Die Menschen reagieren auf die Gewalt mit weiteren Kundgebungen. Es wird eine Palach-Woche ausgerufen, in der Tag für Tag Kundgebungen auf dem Prager Wenzelsplatz stattfinden. Als die Polizei erneut zuschlägt, formuliert die oppositionelle Bürgerbewegung Charta 77 die Petition „Ein paar Sätze“. Darin werden Meinungsfreiheit, Bürgerrechte und ein Ende der Gewalt gefordert. 40.000 Menschen unterschreiben.

Der Papst und die Kirchen

Papst Johannes Paul II. spricht am 12. November Agnes von Böhmen heilig. Es ist wie so oft bei Johannes Paul ein bewusster politischer Akt. Die Zeremonie wird im Fernsehen übertragen. Kirchliche Gruppen werden aktiv und fordern in Deklarationen die Zulassung demokratischer Parteien auf der Grundlage christlicher Werte.
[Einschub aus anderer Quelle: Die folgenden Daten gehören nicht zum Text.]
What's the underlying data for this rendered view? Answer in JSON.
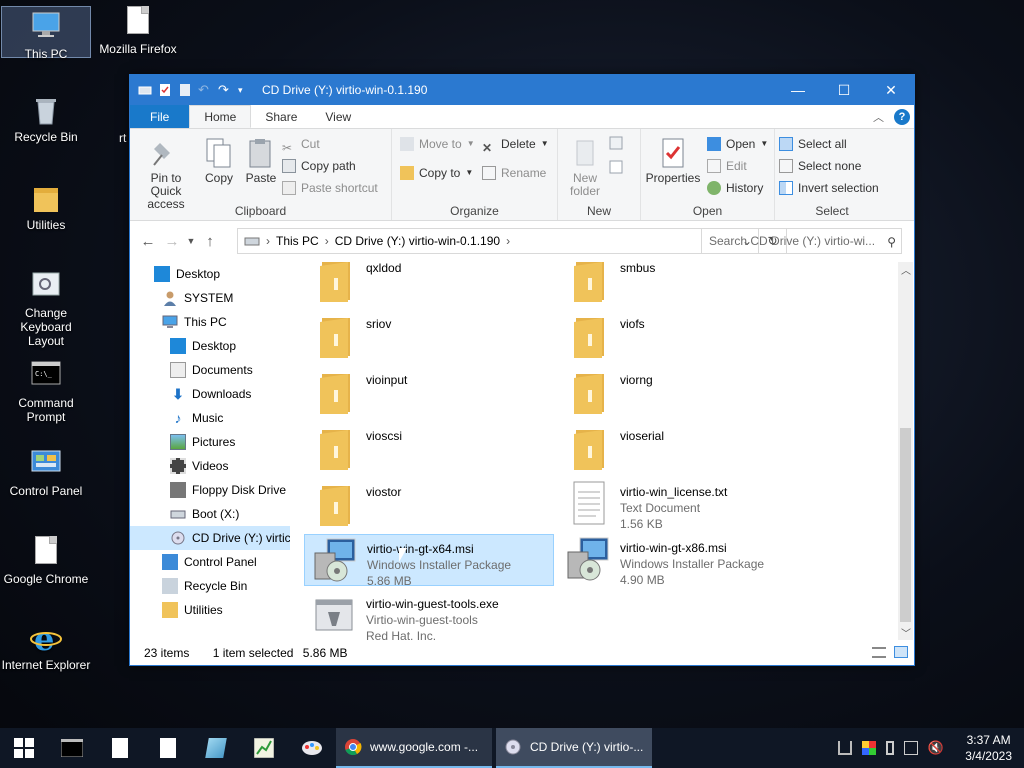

Streik auf der Theaterbühne

Eine Großdemonstration in Bratislava am 16. November lässt das Regime wider Erwarten ungehindert ablaufen. Als aber am nächsten Tag 15.000 Menschen in Prag auf die Straße gehen, schlägt die Polizei erneut zu. Als Reaktion auf die Gewalt wird an den Universitäten und den Theaterbühnen der Streik ausgerufen. Ein Generalstreik folgt.

Das Schlüsselkonzert

Die Demonstrationen reißen nicht mehr ab, werden immer größer und greifen schließlich auf das ganze Land über. Schließlich stehen allein in Prag 100.000 Menschen auf der Straße. Sie klingeln mit ihren Schlüsselbünden, um so das Regime herauszuläuten.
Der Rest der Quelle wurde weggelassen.